Dink Murder Trial Opens in Istanbul

ISTANBUL (AP)–More than six months after the killing of Armenian journalist Hrant Dink, 18 suspects went on trial Monday in a case widely seen as a test of whether the country’s judiciary will be able to investigate allegations of official negligence in the slaying.
Dink was gunned down on Jan. 19, and his killing led to international condemnation and debate within Turkey about free speech. Dink was hated by hardline nationalists for describing the mass killings of Armenia’s early in the last century as genocide.
The trial will take place behind closed doors because the alleged teenage gunman, Ogun Samast, is a minor.
Critics accused authorities of failing to act on reports of a plot to kill Dink, and it is unclear whether allegations that could potentially be embarrassing for top officials will be explored in the trial.

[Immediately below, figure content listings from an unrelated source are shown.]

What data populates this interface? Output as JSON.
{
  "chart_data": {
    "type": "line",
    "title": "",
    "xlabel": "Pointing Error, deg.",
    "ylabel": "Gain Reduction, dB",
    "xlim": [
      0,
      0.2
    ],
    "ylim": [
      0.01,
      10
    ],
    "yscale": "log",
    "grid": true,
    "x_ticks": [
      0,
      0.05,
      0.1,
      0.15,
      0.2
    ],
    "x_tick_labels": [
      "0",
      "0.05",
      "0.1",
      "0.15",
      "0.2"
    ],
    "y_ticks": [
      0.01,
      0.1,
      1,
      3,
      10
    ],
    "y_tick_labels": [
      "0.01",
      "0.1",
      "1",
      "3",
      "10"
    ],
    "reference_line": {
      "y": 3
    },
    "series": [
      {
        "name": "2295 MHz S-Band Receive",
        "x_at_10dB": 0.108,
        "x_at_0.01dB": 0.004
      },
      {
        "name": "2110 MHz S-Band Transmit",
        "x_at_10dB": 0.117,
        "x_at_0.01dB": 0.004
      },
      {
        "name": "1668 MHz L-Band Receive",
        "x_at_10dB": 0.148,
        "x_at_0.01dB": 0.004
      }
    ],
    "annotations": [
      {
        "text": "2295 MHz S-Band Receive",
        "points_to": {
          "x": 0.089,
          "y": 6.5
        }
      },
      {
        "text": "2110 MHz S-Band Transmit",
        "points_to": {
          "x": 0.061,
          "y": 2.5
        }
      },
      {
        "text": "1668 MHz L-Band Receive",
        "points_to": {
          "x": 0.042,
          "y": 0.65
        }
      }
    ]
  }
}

Hundreds of protesters demonstrated near the court house, appealing for justice and carrying a banner that read: "We are all witnesses, we want justice."
Turkey had vowed a thorough investigation, and the governor and police chief of the Black Sea city of Trabzon, the hometown of Samast, were removed from office because of negligence. Some security officials who posed for photographs with the gunman as he held a Turkish flag were also dismissed.
There has been no evidence that directly implicates any police or government officials in the slaying of Dink outside his office.
Many Turks are convinced that a so-called "deep state"–a network of state agents or ex-officials, possibly with links to organized crime–periodically targets reformists and other perceived enemies in the name of nationalism.
"This trial will be a test of whether this quagmire will be dried up or not," lawyer Kezban Hatemi, representing Dink’s family, told reporters before the hearing Monday. "The indictment lacks evidence and there is a need to find out real culprits."
Dink sought to encourage reconciliation between Turkey and Armenia.
But he was prosecuted numerous times under Article 301 of Turkey’s penal code, which bans insults to Turkish identity, for his commen’s on the mass killings of Armenia’s by Turks in the early 20th century.
Last year, a high court confirmed a six-month prison sentence imposed on Dink–though it was later suspended–for attempting to influence the judiciary after his newspaper ran articles criticizing Article 301.